Note: C) Are the two populations normally distributed?: Yes they are normally distributed
Note: D) Write your conclusion: If the p-value from the t-test is < 0.01, reject Ho and conclude the means are significantly different. If > 0.01, fail to reject Ho.
plot(filtered$Weight, filtered$HwyMPG,
main = "Scatter Plot: Weight vs HwyMPG",
xlab = "Weight", ylab = "HwyMPG",
col = as.factor(filtered$MakeClean), pch = 16)
legend("topright", legend = unique(filtered$MakeClean), col = 1:4, pch = 16)
cor(filtered$Weight, filtered$HwyMPG)
## [1] -0.878204
Note: Part A) Choose 2 continuous variables: Weight and HwyMPG
Note: Part C) Calculate and comment on correlation: There exists no correlation as the data point is non linear
regression <- lm(HwyMPG ~ Weight, data = filtered)
summary(regression)
##
## Call:
## lm(formula = HwyMPG ~ Weight, data = filtered)
##
## Residuals:
## Min 1Q Median 3Q Max
## -5.2342 -1.9335 -0.0976 1.7110 4.6161
##
## Coefficients:
## Estimate Std. Error t value Pr(>|t|)
## (Intercept) 49.4360500 2.2710364 21.768 < 2e-16 ***
## Weight -0.0051800 0.0005882 -8.806 7.95e-09 ***
## ---
## Signif. codes: 0 '***' 0.001 '**' 0.01 '*' 0.05 '.' 0.1 ' ' 1
##
## Residual standard error: 2.479 on 23 degrees of freedom
## Multiple R-squared: 0.7712, Adjusted R-squared: 0.7613
## F-statistic: 77.54 on 1 and 23 DF, p-value: 7.954e-09
predict(regression, newdata = data.frame(Weight = 3500))
## 1
## 31.30616
Note: Part A) Choose one independent (X) and dependent (Y) variable: X = Weight, Y = HwyMPG
Note: Part D) Calculate R2 and interpret: Multiple R-squared: 0.7712, Adjusted R-squared: 0.7613
Note: Part E) Test whether variable x is useful: (i) Hypotheses: Ho: beta1 = 0 (X is not useful) vs Ha: beta1 != 0 (X is useful) (ii) t value (intercept): 21.768, t value (weight): -8.806 (iii) P value: 7.954e-09. (iv) Summary: P-value is significantly less than .05 meaning reject null hypothesis. There is sufficient evidence to support the claim of the alternate hypothesis.

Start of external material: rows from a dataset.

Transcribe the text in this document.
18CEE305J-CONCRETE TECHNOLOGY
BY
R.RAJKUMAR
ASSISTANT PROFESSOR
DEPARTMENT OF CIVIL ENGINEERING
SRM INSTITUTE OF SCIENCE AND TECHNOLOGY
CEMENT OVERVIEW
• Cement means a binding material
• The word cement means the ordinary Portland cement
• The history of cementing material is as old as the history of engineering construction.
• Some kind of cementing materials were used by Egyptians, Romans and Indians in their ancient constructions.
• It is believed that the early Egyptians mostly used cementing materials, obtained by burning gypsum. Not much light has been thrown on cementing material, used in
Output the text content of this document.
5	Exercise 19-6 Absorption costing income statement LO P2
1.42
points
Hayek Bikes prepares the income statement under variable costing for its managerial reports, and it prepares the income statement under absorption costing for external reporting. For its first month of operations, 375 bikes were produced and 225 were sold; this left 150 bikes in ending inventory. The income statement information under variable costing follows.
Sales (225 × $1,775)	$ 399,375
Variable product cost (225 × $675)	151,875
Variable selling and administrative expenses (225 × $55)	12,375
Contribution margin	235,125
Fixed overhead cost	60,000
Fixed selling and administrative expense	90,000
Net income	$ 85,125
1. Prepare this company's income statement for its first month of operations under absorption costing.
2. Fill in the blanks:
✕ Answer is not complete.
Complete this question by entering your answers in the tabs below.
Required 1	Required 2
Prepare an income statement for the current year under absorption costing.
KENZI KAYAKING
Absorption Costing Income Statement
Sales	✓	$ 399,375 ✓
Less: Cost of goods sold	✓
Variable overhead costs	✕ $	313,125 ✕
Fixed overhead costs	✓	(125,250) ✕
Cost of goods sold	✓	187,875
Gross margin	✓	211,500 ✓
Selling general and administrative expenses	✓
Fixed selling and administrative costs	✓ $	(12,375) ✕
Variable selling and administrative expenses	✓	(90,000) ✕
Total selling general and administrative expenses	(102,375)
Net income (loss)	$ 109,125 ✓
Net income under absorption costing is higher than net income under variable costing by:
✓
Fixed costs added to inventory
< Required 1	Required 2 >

anova <- aov(HwyMPG ~ MakeClean, data = filtered)
summary(anova)
## Df Sum Sq Mean Sq F value Pr(>F)
## MakeClean 3 77.5 25.83 1.004 0.411
## Residuals 21 540.4 25.73
TukeyHSD(anova, conf.level = 0.90)
## Tukey multiple comparisons of means
## 90% family-wise confidence level
##
## Fit: aov(formula = HwyMPG ~ MakeClean, data = filtered)
##
## $MakeClean
## diff lwr upr p adj
## BMW-Audi 2.1333333 -5.361101 9.627767 0.8980260
## Chevrolet-Audi -0.1111111 -6.634179 6.411956 0.9999733
## Kia-Audi 4.3333333 -3.161101 11.827767 0.5067878
## Chevrolet-BMW -2.2444444 -9.147810 4.658921 0.8566840
## Kia-BMW 2.2000000 -5.627681 10.027681 0.9013683
## Kia-Chevrolet 4.4444444 -2.458921 11.347810 0.4157683
Note: Part 1: Set up Null and Alternate Hypothesis: Ho: mu_Audi = mu_BMW = mu_Chevy = mu_Kia (All means for HwyMPG are equal) Ha: At least one mean HwyMPG is different.
Note: Part 3: Write down the F statistic: F-val: 1.004
Note: Part 4: Summarize your results: The P-value is greater than .10 and therefore do not reject the null hypothesis. There is sufficient evidence to support the claim.